Bmblbzzz wrote: ↑21 Nov 2023, 10:00am
Office staff know a lot, but not everything, and it helps to tell them exactly what you want.
I treat buying train tickets the same as any other purchase and doing the research usually pays off, trying to do it while stood at a ticket window with a queue behind you won't win many friends, from staff or passengers.
If you turn up at Derby station at 9.30 on a weekday morning and ask for a ticket to London, you'll be asked if you're traveling straight away and if you are they'll probably sell you an anytime ticket for £115. If you're lucky they'll tell you that for the train which arrives twenty minutes later you can buy an off-peak ticket and save £40. If you're very lucky they'll see if there are any advance fares available which would save you £60 but restrict you to a specific train, they won't tell you these are sometimes available on an app later than at the office. There's pretty much no chance they'll look through and work out all the split ticket options for you, which might have saved you up to £70. There's zero chance they'll suggest going via Birmingham, walking five minutes between stations, arriving an hour later than direct and saving you £95.

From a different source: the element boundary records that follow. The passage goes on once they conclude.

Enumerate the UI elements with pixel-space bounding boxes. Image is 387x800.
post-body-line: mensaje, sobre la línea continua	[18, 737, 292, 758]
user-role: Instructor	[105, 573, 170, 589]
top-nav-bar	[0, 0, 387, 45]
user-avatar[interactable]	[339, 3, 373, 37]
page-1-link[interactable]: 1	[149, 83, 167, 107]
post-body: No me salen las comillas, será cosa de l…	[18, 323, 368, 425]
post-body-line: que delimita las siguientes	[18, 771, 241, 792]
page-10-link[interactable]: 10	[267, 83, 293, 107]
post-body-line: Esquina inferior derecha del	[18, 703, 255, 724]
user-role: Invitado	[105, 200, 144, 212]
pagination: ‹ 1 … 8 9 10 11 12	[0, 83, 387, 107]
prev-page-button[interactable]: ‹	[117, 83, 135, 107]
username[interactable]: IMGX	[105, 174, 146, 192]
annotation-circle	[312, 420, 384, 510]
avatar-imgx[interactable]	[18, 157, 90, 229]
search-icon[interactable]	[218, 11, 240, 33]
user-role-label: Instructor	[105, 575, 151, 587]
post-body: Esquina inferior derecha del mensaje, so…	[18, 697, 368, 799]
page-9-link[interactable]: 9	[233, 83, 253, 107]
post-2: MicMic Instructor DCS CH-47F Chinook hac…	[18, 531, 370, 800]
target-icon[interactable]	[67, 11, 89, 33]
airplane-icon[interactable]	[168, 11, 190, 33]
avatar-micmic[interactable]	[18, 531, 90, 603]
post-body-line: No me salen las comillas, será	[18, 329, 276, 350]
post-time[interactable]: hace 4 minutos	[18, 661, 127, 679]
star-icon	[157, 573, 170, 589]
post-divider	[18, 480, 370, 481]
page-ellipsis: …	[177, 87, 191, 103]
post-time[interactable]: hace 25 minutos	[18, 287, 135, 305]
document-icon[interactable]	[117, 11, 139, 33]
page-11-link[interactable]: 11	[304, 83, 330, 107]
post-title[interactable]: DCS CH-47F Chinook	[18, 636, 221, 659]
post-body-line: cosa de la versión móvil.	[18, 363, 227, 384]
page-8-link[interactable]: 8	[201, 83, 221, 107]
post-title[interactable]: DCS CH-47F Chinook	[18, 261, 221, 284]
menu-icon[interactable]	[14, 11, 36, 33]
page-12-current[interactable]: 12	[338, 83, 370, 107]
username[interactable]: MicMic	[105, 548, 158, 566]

Rail pricing is a shambles, while it is as it is, I'm not convinced those turning up at a ticket office are being best served. The danger of splitting the transaction - researching online, buying at the station - is there's no guarantee what you've seen will be available. Advance tickets are issued in restricted numbers, when they're gone they'e gone. I also think some are allocated to the resellers. I bought an Advance ticket from Trainline, that hadn't been available at the ticket office ten minutes before.
using the National Rail Enquiries app or site rather than Trainline
I haven't used that in a while, does it show you the split ticket options? Something Trainline has recently started doing.